Notizie ecclesiastiche: Roccamandolfi è stata sempre pertinente alla diocesi di Boiano, ha una sola parrocchia intitolata a S. Giacomo Maggiore che ne è pure patrono del Comune. Le chiese sono:
S.Giacomo Maggiore, chiesa parrocchiale ad una sola navata, riccamente addobbata,; in essa si custodisce il corpo di S. Liberato ed è meta di pellegrinaggi. In passato in essa si conservavano importanti opere d’arte, opere che furono rubate. Oggi si possono ammirare l’Altare Maggiore di gran pregio, la statua di S. Gaetano, opera del Di Zinno.
S. Sebastiano, edificata nel XVI secolo, la chiesa è sede della omonima Confraternita.
Altro:Roccamandolfi è uno dei più bei borghi del Molise. Tutta costruita con la pietra locale, ogni strada presenta qualche manufatto, opera di scalpellini locali oppure dei paesi vicini.
Nel suo centro storico si possono ammirare una croce viaria in pietra, le antiche misure cerealicole, portali di palazzi , ma anche di case più modeste con chiavi di volta, artisticamente elaborate.
Il monumento al brigante. La chiesa di S. Giacomo Maggiore con la statua del Di Zinno raffigurante S. Gaetano, l’organo a canne, il Santo Corpo di S. Liberato, meta di tanti pellegrinaggi antichi e recenti.
Ma è l’intero territorio il tesoro di questa località, tutto incastonato nel verde, la cui flora rigogliosa ci offre castagneti estesi, faggete, cerreti e una grandissima quantità di essenze e di erbe medicinali.
La località Campitello di Roccamandolfi, in agosto è sede della Festa del Pastore, durante la quale oltre ad offrirci gli ottimi prodotti caseari locali, non mancano piatti a base di funghi, specie porcini ed ovuli, arrosti di agnello.
La prima domenica di giugno si celebra la Sagra della lumaca. In questo giorno si possono gustare lumache fatte nelle più svariate salse. Il 25 luglio si festeggia il Patrono S. Giacomo con manifestazioni varie.
Si può visitare il Museo del Brigantaggio. Moltissime sono le escursioni organizzate nel suo territorio, con passeggiate lungo i sentieri di montagna o visite ai canion, nei corsi d’acqua.

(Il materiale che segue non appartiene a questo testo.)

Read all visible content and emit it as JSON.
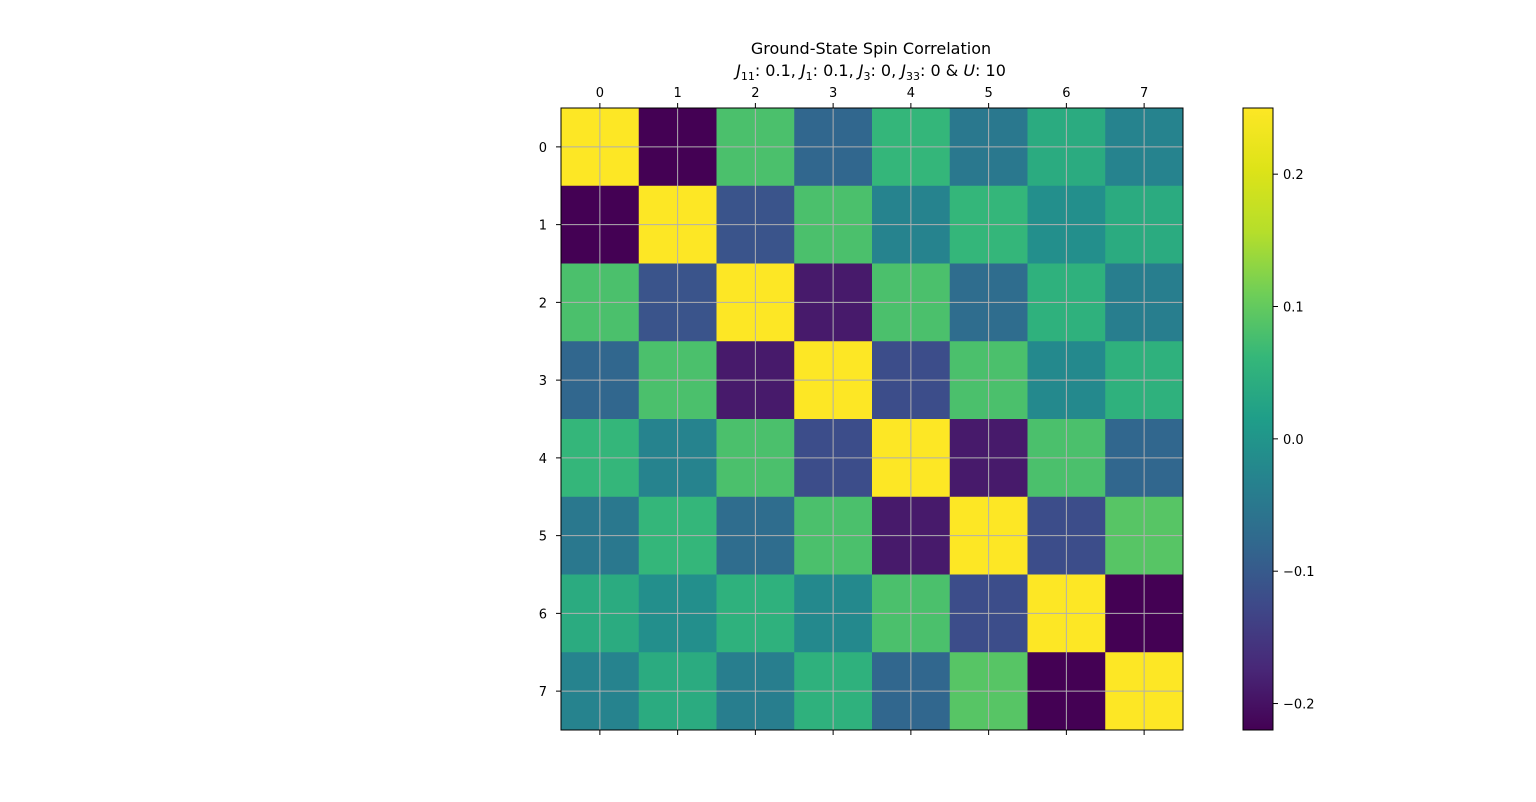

Rinomati sono i fagioli e le lenticchie di Roccamandolfi. Io, solo quando ho avuto la fortuna di mangiarne, grazie ad un vecchietto che fino a qualche anno fa me ne forniva, ho potuto capire perché Esau rinunciò alla primogenitura. Il loro sapore è inconfondibile, peccato che è rimasto solo qualcuno a coltivarne ancora.
I latticini e le carni sono altri prodotti di ottima qualità, specialmente i caciocavalli e i pecorini stagionati.